Only the pluggable backends are app-global:
config :amarula, :default_storage_adapter, Amarula.Storage.File
config :amarula, :retry_cache_adapter, Amarula.RetryCache.ETS
Logging
Amarula logs through Logger. Almost everything is :debug; only connection
lifecycle, pairing, and errors are :info+. So at config :logger, level: :info
your console won't be flooded. To silence Amarula specifically:
Logger.put_module_level(Amarula.Protocol.Socket.ConnectionManager, :warning)
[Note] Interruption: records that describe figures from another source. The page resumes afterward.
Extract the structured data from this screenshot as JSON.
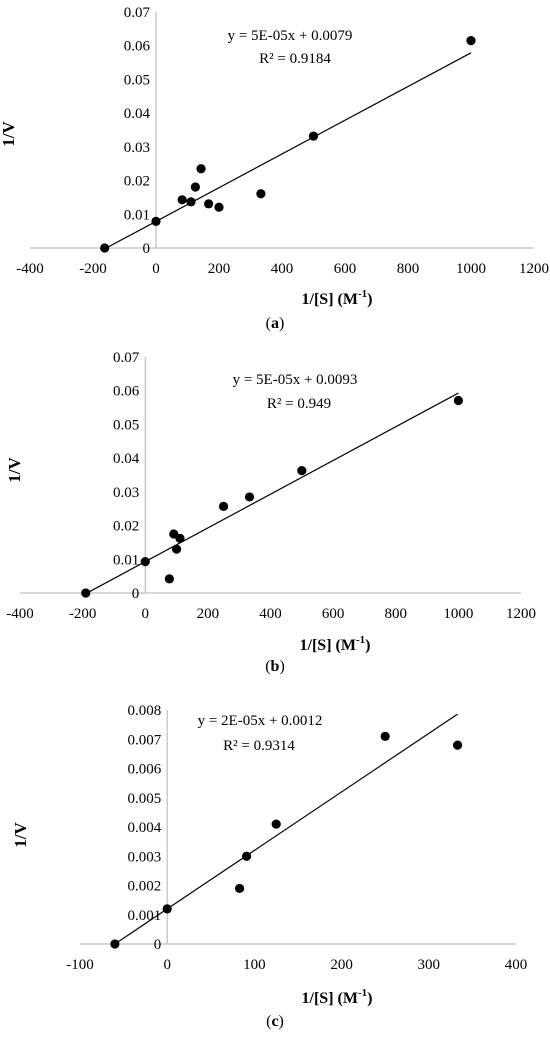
{
  "chart_data": [
    {
      "type": "scatter",
      "caption": "(a)",
      "caption_letter": "a",
      "xlabel": "1/[S] (M",
      "xlabel_sup": "-1",
      "ylabel": "1/V",
      "equation": "y = 5E-05x + 0.0079",
      "r2": "R² = 0.9184",
      "xlim": [
        -400,
        1200
      ],
      "ylim": [
        0,
        0.07
      ],
      "xticks": [
        -400,
        -200,
        0,
        200,
        400,
        600,
        800,
        1000,
        1200
      ],
      "yticks": [
        0,
        0.01,
        0.02,
        0.03,
        0.04,
        0.05,
        0.06,
        0.07
      ],
      "xtick_labels": [
        "-400",
        "-200",
        "0",
        "200",
        "400",
        "600",
        "800",
        "1000",
        "1200"
      ],
      "ytick_labels": [
        "0",
        "0.01",
        "0.02",
        "0.03",
        "0.04",
        "0.05",
        "0.06",
        "0.07"
      ],
      "trendline": {
        "slope": 5e-05,
        "intercept": 0.0079,
        "x_start": -163,
        "x_end": 1000
      },
      "points": [
        {
          "x": -163,
          "y": 0
        },
        {
          "x": 0,
          "y": 0.0079
        },
        {
          "x": 83,
          "y": 0.0143
        },
        {
          "x": 111,
          "y": 0.0137
        },
        {
          "x": 125,
          "y": 0.0181
        },
        {
          "x": 143,
          "y": 0.0235
        },
        {
          "x": 167,
          "y": 0.0131
        },
        {
          "x": 200,
          "y": 0.0121
        },
        {
          "x": 333,
          "y": 0.0161
        },
        {
          "x": 500,
          "y": 0.0332
        },
        {
          "x": 1000,
          "y": 0.0615
        }
      ]
    },
    {
      "type": "scatter",
      "caption": "(b)",
      "caption_letter": "b",
      "xlabel": "1/[S] (M",
      "xlabel_sup": "-1",
      "ylabel": "1/V",
      "equation": "y = 5E-05x + 0.0093",
      "r2": "R² = 0.949",
      "xlim": [
        -400,
        1200
      ],
      "ylim": [
        0,
        0.07
      ],
      "xticks": [
        -400,
        -200,
        0,
        200,
        400,
        600,
        800,
        1000,
        1200
      ],
      "yticks": [
        0,
        0.01,
        0.02,
        0.03,
        0.04,
        0.05,
        0.06,
        0.07
      ],
      "xtick_labels": [
        "-400",
        "-200",
        "0",
        "200",
        "400",
        "600",
        "800",
        "1000",
        "1200"
      ],
      "ytick_labels": [
        "0",
        "0.01",
        "0.02",
        "0.03",
        "0.04",
        "0.05",
        "0.06",
        "0.07"
      ],
      "trendline": {
        "slope": 5e-05,
        "intercept": 0.0093,
        "x_start": -190,
        "x_end": 1000
      },
      "points": [
        {
          "x": -190,
          "y": 0
        },
        {
          "x": 0,
          "y": 0.0093
        },
        {
          "x": 77,
          "y": 0.0042
        },
        {
          "x": 91,
          "y": 0.0175
        },
        {
          "x": 100,
          "y": 0.013
        },
        {
          "x": 111,
          "y": 0.0162
        },
        {
          "x": 250,
          "y": 0.0257
        },
        {
          "x": 333,
          "y": 0.0285
        },
        {
          "x": 500,
          "y": 0.0363
        },
        {
          "x": 1000,
          "y": 0.0571
        }
      ]
    },
    {
      "type": "scatter",
      "caption": "(c)",
      "caption_letter": "c",
      "xlabel": "1/[S] (M",
      "xlabel_sup": "-1",
      "ylabel": "1/V",
      "equation": "y = 2E-05x + 0.0012",
      "r2": "R² = 0.9314",
      "xlim": [
        -100,
        400
      ],
      "ylim": [
        0,
        0.008
      ],
      "xticks": [
        -100,
        0,
        100,
        200,
        300,
        400
      ],
      "yticks": [
        0,
        0.001,
        0.002,
        0.003,
        0.004,
        0.005,
        0.006,
        0.007,
        0.008
      ],
      "xtick_labels": [
        "-100",
        "0",
        "100",
        "200",
        "300",
        "400"
      ],
      "ytick_labels": [
        "0",
        "0.001",
        "0.002",
        "0.003",
        "0.004",
        "0.005",
        "0.006",
        "0.007",
        "0.008"
      ],
      "trendline": {
        "slope": 2e-05,
        "intercept": 0.0012,
        "x_start": -60,
        "x_end": 333
      },
      "points": [
        {
          "x": -60,
          "y": 0
        },
        {
          "x": 0,
          "y": 0.0012
        },
        {
          "x": 83,
          "y": 0.0019
        },
        {
          "x": 91,
          "y": 0.003
        },
        {
          "x": 125,
          "y": 0.0041
        },
        {
          "x": 250,
          "y": 0.0071
        },
        {
          "x": 333,
          "y": 0.0068
        }
      ]
    }
  ]
}
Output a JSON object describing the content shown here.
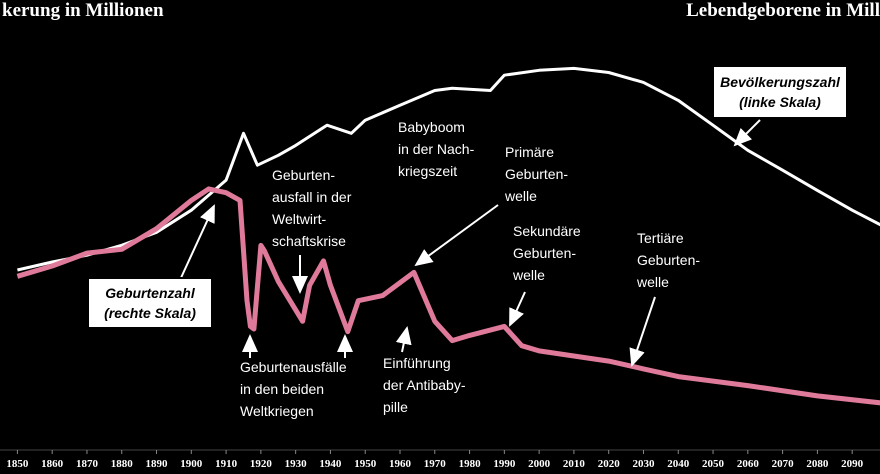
{
  "chart_data": {
    "type": "line",
    "y_label": "kerung in Millionen",
    "y2_label": "Lebendgeborene in Mill",
    "xlim": [
      1845,
      2098
    ],
    "xticks": [
      1850,
      1860,
      1870,
      1880,
      1890,
      1900,
      1910,
      1920,
      1930,
      1940,
      1950,
      1960,
      1970,
      1980,
      1990,
      2000,
      2010,
      2020,
      2030,
      2040,
      2050,
      2060,
      2070,
      2080,
      2090
    ],
    "ylim": [
      0,
      90
    ],
    "y2lim": [
      0.15,
      3.3
    ],
    "series": [
      {
        "name": "Bevölkerungszahl",
        "scale": "(linke Skala)",
        "color": "#ffffff",
        "x": [
          1850,
          1860,
          1870,
          1880,
          1890,
          1900,
          1910,
          1915,
          1919,
          1925,
          1930,
          1939,
          1946,
          1950,
          1960,
          1970,
          1975,
          1986,
          1990,
          2000,
          2010,
          2020,
          2030,
          2040,
          2050,
          2060,
          2070,
          2080,
          2090,
          2100
        ],
        "values": [
          35.1,
          36.9,
          38.4,
          40.6,
          43.5,
          48.4,
          55.1,
          65.5,
          58.4,
          60.6,
          62.8,
          67.3,
          65.5,
          68.4,
          71.7,
          75.0,
          75.5,
          75.0,
          78.4,
          79.5,
          79.9,
          79.0,
          76.8,
          72.8,
          67.3,
          61.7,
          57.3,
          52.8,
          48.4,
          44.4
        ]
      },
      {
        "name": "Geburtenzahl",
        "scale": "(rechte Skala)",
        "color": "#e07a9a",
        "axis": "y2",
        "x": [
          1850,
          1860,
          1870,
          1880,
          1890,
          1900,
          1905,
          1910,
          1914,
          1916,
          1917,
          1918,
          1920,
          1921,
          1925,
          1932,
          1934,
          1938,
          1940,
          1945,
          1948,
          1955,
          1964,
          1970,
          1975,
          1980,
          1990,
          1995,
          2000,
          2010,
          2020,
          2030,
          2040,
          2060,
          2080,
          2100
        ],
        "values": [
          1.33,
          1.41,
          1.51,
          1.54,
          1.7,
          1.92,
          2.01,
          1.98,
          1.92,
          1.14,
          0.94,
          0.92,
          1.57,
          1.53,
          1.29,
          0.98,
          1.26,
          1.45,
          1.26,
          0.9,
          1.14,
          1.18,
          1.36,
          0.98,
          0.83,
          0.87,
          0.94,
          0.79,
          0.75,
          0.71,
          0.67,
          0.61,
          0.55,
          0.48,
          0.4,
          0.34
        ]
      }
    ],
    "annotations": [
      [
        "Babyboom",
        "in der Nach-",
        "kriegszeit"
      ],
      [
        "Geburten-",
        "ausfall in der",
        "Weltwirt-",
        "schaftskrise"
      ],
      [
        "Primäre",
        "Geburten-",
        "welle"
      ],
      [
        "Sekundäre",
        "Geburten-",
        "welle"
      ],
      [
        "Tertiäre",
        "Geburten-",
        "welle"
      ],
      [
        "Geburtenausfälle",
        "in den beiden",
        "Weltkriegen"
      ],
      [
        "Einführung",
        "der Antibaby-",
        "pille"
      ]
    ]
  }
}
For production observability prefer Amarula.Telemetry
(structured :telemetry events) over log scraping.
Documentation
Amarula— the public API and entry pointdocs/INFRASTRUCTURE.md— process model, supervision tree, and send/ack/crash semantics (the living architecture reference)docs/— design/port plans (point-in-time)AGENTS.md— Elixir coding guidelines for this codebase
Development
mix deps.get # install dependencies
mix compile # compile
mix test # run the test suite
mix format # format
mix credo # lint
mix dialyzer # type checking
Protocol Buffers
When the WhatsApp protocol definitions in proto/wa_proto.proto change,
recompile them:
protoc --elixir_opt=package_prefix=Amarula.Protocol:lib proto/wa_proto.proto
This regenerates lib/amarula/protocol/proto/wa_proto.pb.ex under the
Amarula.Protocol.Proto.* namespace.
License & credits
Amarula is released under the MIT License, © 2026 Roberto Trevisan.
It is a port of Baileys (© 2025 Rajeh Taher/WhiskeySockets), also MIT-licensed — that license permits this use, and Baileys' copyright + permission notice are retained in LICENSE and NOTICE as it requires. Huge thanks to the Baileys authors for the reference implementation.
Unofficial. Not affiliated with, endorsed by, or sponsored by WhatsApp or Meta. Use it on accounts you control and in line with WhatsApp's terms.